Konelia é uma participante menor, pouco divulgada, que entrou na disputa pelo USDH via leilão on-chain igual aos grandes players. O plano foca emissão regulada, gestão de reservas e alinhamento ao ecossistema, voltados para o L1 de alta performance da Hyperliquid. O diferencial: proposta reconhecida oficialmente e ajustada ao L1, mas com poucos detalhes, pouco reconhecimento de marca e baixo suporte comunitário, tornando-a uma opção remota frente aos rivais capitalizados.

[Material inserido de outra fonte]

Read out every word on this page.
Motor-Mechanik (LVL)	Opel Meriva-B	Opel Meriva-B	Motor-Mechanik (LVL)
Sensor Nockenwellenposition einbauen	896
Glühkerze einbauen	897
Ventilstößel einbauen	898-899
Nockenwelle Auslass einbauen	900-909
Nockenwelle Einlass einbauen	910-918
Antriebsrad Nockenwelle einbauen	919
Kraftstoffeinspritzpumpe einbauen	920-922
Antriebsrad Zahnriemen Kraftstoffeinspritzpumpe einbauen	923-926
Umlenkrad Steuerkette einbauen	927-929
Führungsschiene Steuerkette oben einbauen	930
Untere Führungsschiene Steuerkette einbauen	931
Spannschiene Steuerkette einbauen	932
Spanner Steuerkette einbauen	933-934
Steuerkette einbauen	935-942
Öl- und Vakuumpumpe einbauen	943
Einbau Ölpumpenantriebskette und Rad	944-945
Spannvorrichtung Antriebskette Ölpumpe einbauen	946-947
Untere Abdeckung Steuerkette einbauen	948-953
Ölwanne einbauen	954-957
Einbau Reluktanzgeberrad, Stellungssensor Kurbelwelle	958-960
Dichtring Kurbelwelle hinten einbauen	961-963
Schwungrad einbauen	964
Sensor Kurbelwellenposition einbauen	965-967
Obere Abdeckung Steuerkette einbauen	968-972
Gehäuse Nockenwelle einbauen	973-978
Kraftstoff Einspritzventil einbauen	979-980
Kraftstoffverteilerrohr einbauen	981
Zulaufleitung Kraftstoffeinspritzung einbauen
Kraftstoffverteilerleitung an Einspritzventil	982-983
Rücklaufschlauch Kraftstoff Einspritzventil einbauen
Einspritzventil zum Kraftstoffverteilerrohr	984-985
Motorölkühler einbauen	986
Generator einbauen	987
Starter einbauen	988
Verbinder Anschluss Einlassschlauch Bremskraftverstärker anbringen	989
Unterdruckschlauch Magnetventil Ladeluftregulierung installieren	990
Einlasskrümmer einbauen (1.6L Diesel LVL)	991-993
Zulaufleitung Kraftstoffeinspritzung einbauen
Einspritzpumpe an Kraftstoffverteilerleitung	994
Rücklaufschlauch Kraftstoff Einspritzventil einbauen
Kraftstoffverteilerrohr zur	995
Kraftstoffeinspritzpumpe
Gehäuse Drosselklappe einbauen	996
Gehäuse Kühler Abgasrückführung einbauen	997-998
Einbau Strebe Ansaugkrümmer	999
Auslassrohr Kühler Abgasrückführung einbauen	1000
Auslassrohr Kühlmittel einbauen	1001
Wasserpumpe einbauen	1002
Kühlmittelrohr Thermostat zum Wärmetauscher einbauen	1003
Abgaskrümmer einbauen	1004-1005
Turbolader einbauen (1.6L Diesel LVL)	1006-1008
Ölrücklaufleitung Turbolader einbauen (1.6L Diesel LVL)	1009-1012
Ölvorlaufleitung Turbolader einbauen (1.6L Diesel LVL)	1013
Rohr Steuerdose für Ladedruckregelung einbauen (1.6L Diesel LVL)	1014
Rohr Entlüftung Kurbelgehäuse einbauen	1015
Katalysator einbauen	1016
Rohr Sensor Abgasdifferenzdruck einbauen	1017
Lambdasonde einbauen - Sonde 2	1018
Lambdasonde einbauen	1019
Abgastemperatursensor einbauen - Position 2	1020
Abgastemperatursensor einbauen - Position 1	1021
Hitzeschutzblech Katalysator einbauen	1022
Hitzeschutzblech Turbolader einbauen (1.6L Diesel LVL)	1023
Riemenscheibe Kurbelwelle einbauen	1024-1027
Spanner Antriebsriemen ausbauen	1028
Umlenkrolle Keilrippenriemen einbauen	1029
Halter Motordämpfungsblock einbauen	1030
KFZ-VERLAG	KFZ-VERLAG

Por fim, xDFi, equipe formada por veteranos da DeFi advindos de SushiSwap e LayerZero, propõe emitir o USDH como stablecoin totalmente colateralizada em cripto, multichain e integrada a 23 redes EVM desde o início. Lastreado por ativos como ETH, BTC, USDC e AVAX, os saldos seriam sincronizados nativamente via xD, sem necessidade de pontes e sem fragmentação. O desenho direciona 69% do rendimento à governança HYPE, 30% aos validadores e 1% à manutenção do protocolo, tornando o USDH do coletivo, sem bancos ou custodians. Entre os pontos fortes está ser resistente à censura e puramente cripto, consolidando a Hyperliquid como centro de liquidez; entre os riscos está a instabilidade por ser dependente de garantias voláteis, sem respaldo regulatório para adoção ampla.
A Curve propõe outro caminho, sugerindo parceria em vez de competição. Usando o mecanismo crvUSD LLAMMA, Curve propõe sistema com dois stablecoins: um USDH regulado (Paxos ou Agora) e um dUSDH descentralizado, lastreado em HYPE e HLPs, operando na estrutura CDP da própria Curve e governado pela Hyperliquid. Esse modelo pode permitir operações em ciclo, alavancagem e estratégias de rendimento, criando um ciclo virtuoso para HYPE e HLP. Curve destaca a robustez e manutenção do peg estável do crvUSD em mercados voláteis, oferece termos flexíveis de licenciamento e aponta que seu modelo CDP já gerou de 2,5 a 10 milhões anuais para cada 100 milhões em volume. Entre os pontos fortes está a combinação — segurança regulatória aliada à opção DeFi nativa. Entre os riscos está a possível fragmentação de liquidez e marca entre dois símbolos, além do fato de usar ativos Hyperliquid como colateral ser potencialmente circular.
O veredito ficará nas mãos dos validadores da Hyperliquid, via votação on-chain. Em movimento para garantir um resultado justo e comunitário, a Hyperliquid Foundation anunciou que vai se abster do voto.
Ao prometer seguir a maioria, a fundação renuncia ao comando — dissipando temores de centralização e deixando claro que a decisão cabe unicamente aos participantes.
O dia 14 de setembro será mais que uma votação: será um teste de até onde evoluiu a governança DeFi, superando debates simbólicos sobre taxas para contratos bilionários decididos pelo voto coletivo.